And I went for a walk after midnight underneath a werewolf moon. I would howl if I could, but I feel too full. Full stomach, full head, full heart. It has been 5 days since my last post (confession) and many days since I treated myself well. So much worry, tension, angst, mistrust, knotted up in my insides. Need ways to release it. Fresh lone air under a half-moon was peace-making -- I need to make peace with the world and peace with myself. I need to stop feeling so raw all the time; it causes me to seek buffers. Sugar. Yelling. Procrastination. I've effing said these things SO many times before. What will make the difference this time -- the second time around??
Funnily enough it has been 10 years since I turned my life around -- holy crap, 10 years! And lately I've been on a slip slide: sideways, backwards. Time for, at the very least, two steps forward one step back. To begin, release release release, by myself. Running, howling, pacing under night skies and in early dawns. Breathe, move, let thoughts tumble behind in my wake. I will start with my strengths and work on my weaknesses -- I am an efficient mover, so I've been told; waiting, being still, these make up an achilles heel. I must move.

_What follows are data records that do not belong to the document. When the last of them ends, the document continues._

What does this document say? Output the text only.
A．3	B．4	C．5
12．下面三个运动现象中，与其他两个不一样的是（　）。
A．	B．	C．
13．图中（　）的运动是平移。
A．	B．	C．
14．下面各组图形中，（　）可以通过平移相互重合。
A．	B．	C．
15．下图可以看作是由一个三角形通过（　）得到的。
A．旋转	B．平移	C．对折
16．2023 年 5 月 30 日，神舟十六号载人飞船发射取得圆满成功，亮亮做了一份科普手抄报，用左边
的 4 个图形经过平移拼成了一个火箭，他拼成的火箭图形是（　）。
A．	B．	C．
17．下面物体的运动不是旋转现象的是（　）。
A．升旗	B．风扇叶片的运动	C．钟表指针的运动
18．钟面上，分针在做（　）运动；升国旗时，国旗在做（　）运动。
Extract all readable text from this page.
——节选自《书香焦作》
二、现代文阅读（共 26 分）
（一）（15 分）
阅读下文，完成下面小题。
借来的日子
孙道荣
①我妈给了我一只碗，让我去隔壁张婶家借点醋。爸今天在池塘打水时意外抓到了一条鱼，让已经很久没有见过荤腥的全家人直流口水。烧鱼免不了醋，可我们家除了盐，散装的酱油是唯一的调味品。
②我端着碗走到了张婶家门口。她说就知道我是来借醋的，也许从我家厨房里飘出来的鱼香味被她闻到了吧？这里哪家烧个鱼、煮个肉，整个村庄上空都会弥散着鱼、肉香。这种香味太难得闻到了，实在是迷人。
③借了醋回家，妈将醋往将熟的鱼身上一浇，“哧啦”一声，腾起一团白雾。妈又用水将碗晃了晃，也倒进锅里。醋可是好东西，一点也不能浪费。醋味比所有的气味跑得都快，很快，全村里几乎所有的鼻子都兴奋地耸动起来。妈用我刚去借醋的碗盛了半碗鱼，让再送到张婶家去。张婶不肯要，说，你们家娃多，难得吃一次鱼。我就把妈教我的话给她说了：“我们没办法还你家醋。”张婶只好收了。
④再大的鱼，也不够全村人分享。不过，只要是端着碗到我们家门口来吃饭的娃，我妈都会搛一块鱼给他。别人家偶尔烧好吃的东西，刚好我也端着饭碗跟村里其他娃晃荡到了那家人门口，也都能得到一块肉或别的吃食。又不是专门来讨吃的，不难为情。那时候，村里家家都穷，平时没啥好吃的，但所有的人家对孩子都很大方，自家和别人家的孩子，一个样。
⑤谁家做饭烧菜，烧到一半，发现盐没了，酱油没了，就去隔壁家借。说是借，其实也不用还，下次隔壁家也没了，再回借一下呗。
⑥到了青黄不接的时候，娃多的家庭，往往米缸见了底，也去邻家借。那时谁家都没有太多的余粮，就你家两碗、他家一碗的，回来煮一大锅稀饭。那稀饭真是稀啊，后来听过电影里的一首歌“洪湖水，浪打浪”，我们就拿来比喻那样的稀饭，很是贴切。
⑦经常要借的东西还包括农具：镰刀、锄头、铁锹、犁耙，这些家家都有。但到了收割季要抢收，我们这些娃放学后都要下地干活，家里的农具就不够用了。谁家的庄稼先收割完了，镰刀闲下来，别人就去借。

Moving will be my antidote to stalled ambition, overeating, worry and stress. Anger too. I will take it out on the night. It has all embracing arms, dimly lit side streets that unravel as far down neighbourhoods as I care to walk, past storybook houses with spires and black trees clawing celestrial halos to shreds. It is good to be a spectre amongst spectres sometimes: to feel lighter than air, blacker than night, colder than frozen pavement.